Model Behavior Reconstruction

4 min read

The central question in AI forensics is: why did the model produce this output? The model itself cannot explain its reasoning — it produces plausible-sounding explanations, not factual accounts of its processing. Behavior reconstruction works from the observable evidence: the input, the context, the configuration, and the output. By analyzing what went in and what came out, the forensic analyst reconstructs the most likely explanation for the model's behavior without relying on the model's own account.

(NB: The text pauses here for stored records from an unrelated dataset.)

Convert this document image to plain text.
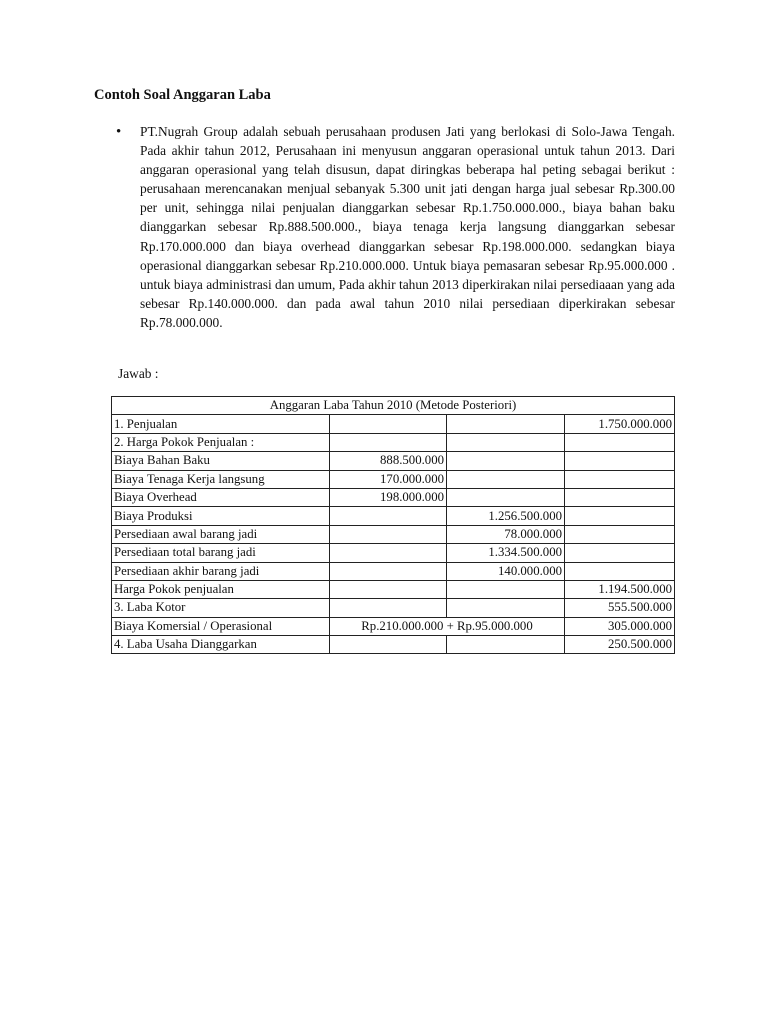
Contoh Soal Anggaran Laba
• PT.Nugrah Group adalah sebuah perusahaan produsen Jati yang berlokasi di Solo-Jawa Tengah. Pada akhir tahun 2012, Perusahaan ini menyusun anggaran operasional untuk tahun 2013. Dari anggaran operasional yang telah disusun, dapat diringkas beberapa hal peting sebagai berikut : perusahaan merencanakan menjual sebanyak 5.300 unit jati dengan harga jual sebesar Rp.300.00 per unit, sehingga nilai penjualan dianggarkan sebesar Rp.1.750.000.000., biaya bahan baku dianggarkan sebesar Rp.888.500.000., biaya tenaga kerja langsung dianggarkan sebesar Rp.170.000.000 dan biaya overhead dianggarkan sebesar Rp.198.000.000. sedangkan biaya operasional dianggarkan sebesar Rp.210.000.000. Untuk biaya pemasaran sebesar Rp.95.000.000 . untuk biaya administrasi dan umum, Pada akhir tahun 2013 diperkirakan nilai persediaaan yang ada sebesar Rp.140.000.000. dan pada awal tahun 2010 nilai persediaan diperkirakan sebesar Rp.78.000.000.
Jawab :
Anggaran Laba Tahun 2010 (Metode Posteriori)			
1. Penjualan			1.750.000.000
2. Harga Pokok Penjualan :			
Biaya Bahan Baku	888.500.000		
Biaya Tenaga Kerja langsung	170.000.000		
Biaya Overhead	198.000.000		
Biaya Produksi		1.256.500.000	
Persediaan awal barang jadi		78.000.000	
Persediaan total barang jadi		1.334.500.000	
Persediaan akhir barang jadi		140.000.000	
Harga Pokok penjualan			1.194.500.000
3. Laba Kotor			555.500.000
Biaya Komersial / Operasional	Rp.210.000.000 + Rp.95.000.000		305.000.000
4. Laba Usaha Dianggarkan			250.500.000
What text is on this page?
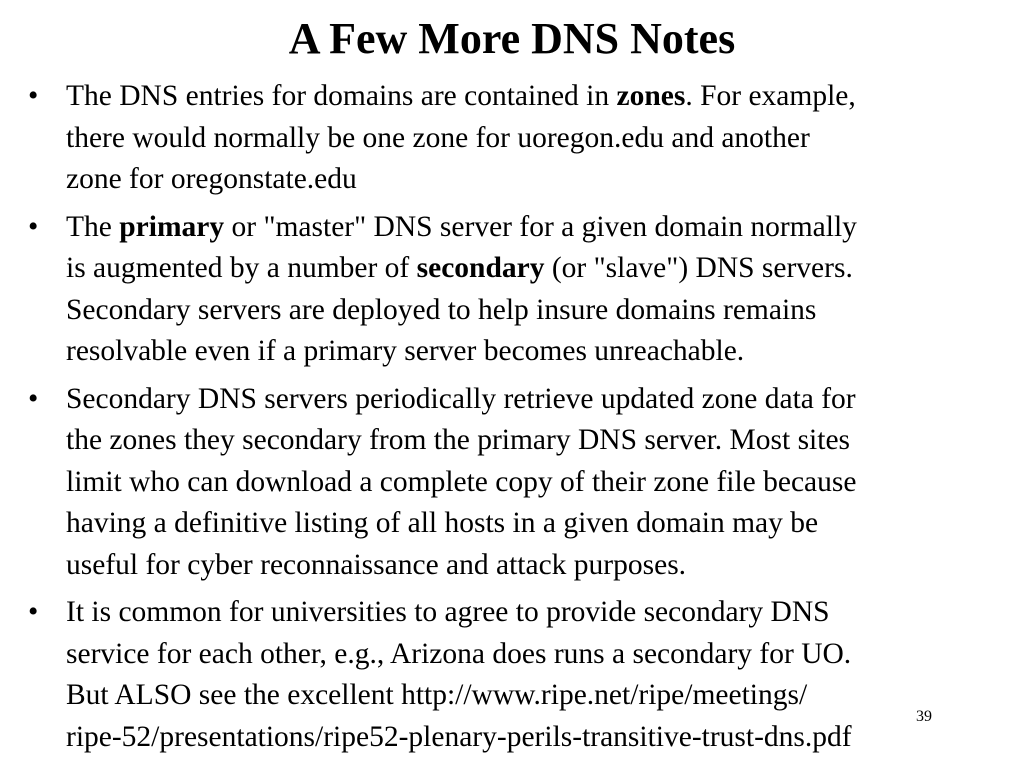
A Few More DNS Notes
• The DNS entries for domains are contained in zones. For example,
there would normally be one zone for uoregon.edu and another
zone for oregonstate.edu
• The primary or "master" DNS server for a given domain normally
is augmented by a number of secondary (or "slave") DNS servers.
Secondary servers are deployed to help insure domains remains
resolvable even if a primary server becomes unreachable.
• Secondary DNS servers periodically retrieve updated zone data for
the zones they secondary from the primary DNS server. Most sites
limit who can download a complete copy of their zone file because
having a definitive listing of all hosts in a given domain may be
useful for cyber reconnaissance and attack purposes.
• It is common for universities to agree to provide secondary DNS
service for each other, e.g., Arizona does runs a secondary for UO.
But ALSO see the excellent http://www.ripe.net/ripe/meetings/
ripe-52/presentations/ripe52-plenary-perils-transitive-trust-dns.pdf
39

  1. Input-Output Mapping Lay out the complete input — system prompt, conversation history, retrieved context, and user message — alongside the model's output. Identify which elements of the input influenced which elements of the output. If the output contains information from a retrieved document, the retrieval is part of the behavior chain. If the output follows instructions from the user message that conflict with the system prompt, the injection succeeded.
  2. Counterfactual Analysis To understand why the model behaved as it did, construct counterfactual scenarios: what would the model have produced without the suspected injection? Without the retrieved document? Without the conversation history? Counterfactual analysis isolates the specific input element that caused the anomalous behavior. [RECOMMEND]: Use a clean model instance for counterfactual testing — do not reuse the potentially compromised instance.
  3. Configuration Analysis Compare the model's configuration during the incident — system prompt version, temperature setting, tool permissions, guardrail configuration — against the documented baseline. A configuration change that coincides with the incident may be the root cause. Unauthorized prompt modifications, relaxed guardrail settings, or expanded tool permissions explain behavioral changes without requiring an external attack.